As universidades públicas paulistas concentram ainda a maior parte da produção científica do país -todos os indicadores confirmam esse fato. Se o Brasil pode ser visto como campeão das desigualdades sociais, com distribuição de renda miserável, fome, injustiça, menores abandonados, um dos poucos setores dos quais podemos nos orgulhar encontra-se na esfera acadêmica.
Não existe nenhum país latino-americano -e há pouquíssimos países emergentes- com um sistema de pós-graduação semelhante ao nosso. Com todos os defeitos que ele venha a ter, e existem vários, trata-se de um patrimônio que não pertence apenas aos professores, pesquisadores e alunos. Ele foi construído com dinheiro público, inserindo a universidade dentro de suas responsabilidades para com a sociedade brasileira. É preciso reconhecer que o padrão de ensino e pesquisa que possuímos é custoso e não pode ser reproduzido nas atuais faculdades privadas.

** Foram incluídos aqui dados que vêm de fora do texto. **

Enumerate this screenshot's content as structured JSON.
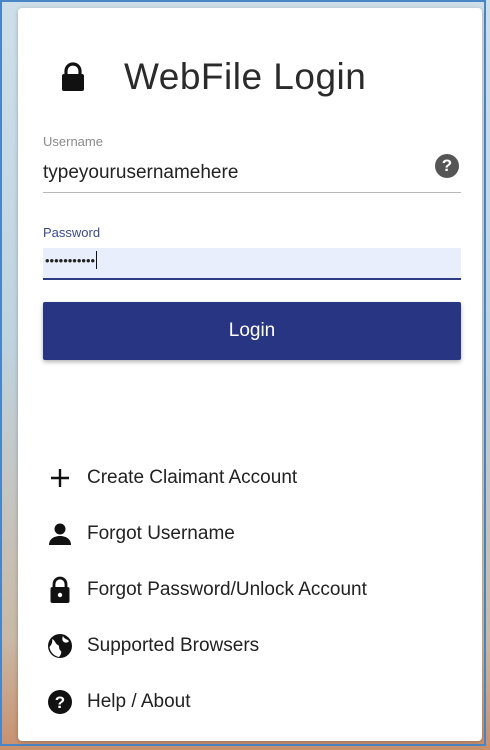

Quando digo isso não tenho a intenção de demonizá-las. Porém a lógica universitária é distinta da lógica mercadológica. Para os que têm alguma predileção pelo modelo de ensino norte-americano, lembro apenas que, sim, Cambridge e Princeton são instituições privadas, mas seria insensato compará-las à brasileira Unip.
A debilitação das universidades públicas nada tem de glorioso, afinal nada existe que possa substituí-las com grandeza. Um eventual declínio nada mais é que uma regressão, um final melancólico. A greve atual, além de seus desdobramentos imediatamente salariais, é um augúrio, é a crônica de uma morte anunciada. Se as coisas permanecerem como estão, as próximas gerações terão acesso a uma universidade carente, uma instituição rotinizada, em nada distinta das faculdades privadas.
Um cineasta europeu disse-me uma vez: "Um país sem cinema não é verdadeiramente um país". Com isso ele queria dizer que o cinema é um veículo que exprime valores e expressões intrínsecas a cada cultura. Eu digo que um país sem uma universidade forte abriu mão de sua própria dignidade, da capacidade de ditar o seu próprio destino. A mediocridade de nossos políticos e a miopia de nossos reitores caminham juntas. Elas nos reservam um presente amargo e um futuro insípido.


Renato Ortiz, 53, doutor em sociologia e antropologia pela École des Hautes Études en Sciences Sociales (França), é professor titular do Departamento de Sociologia da Unicamp (Universidade Estadual de Campinas).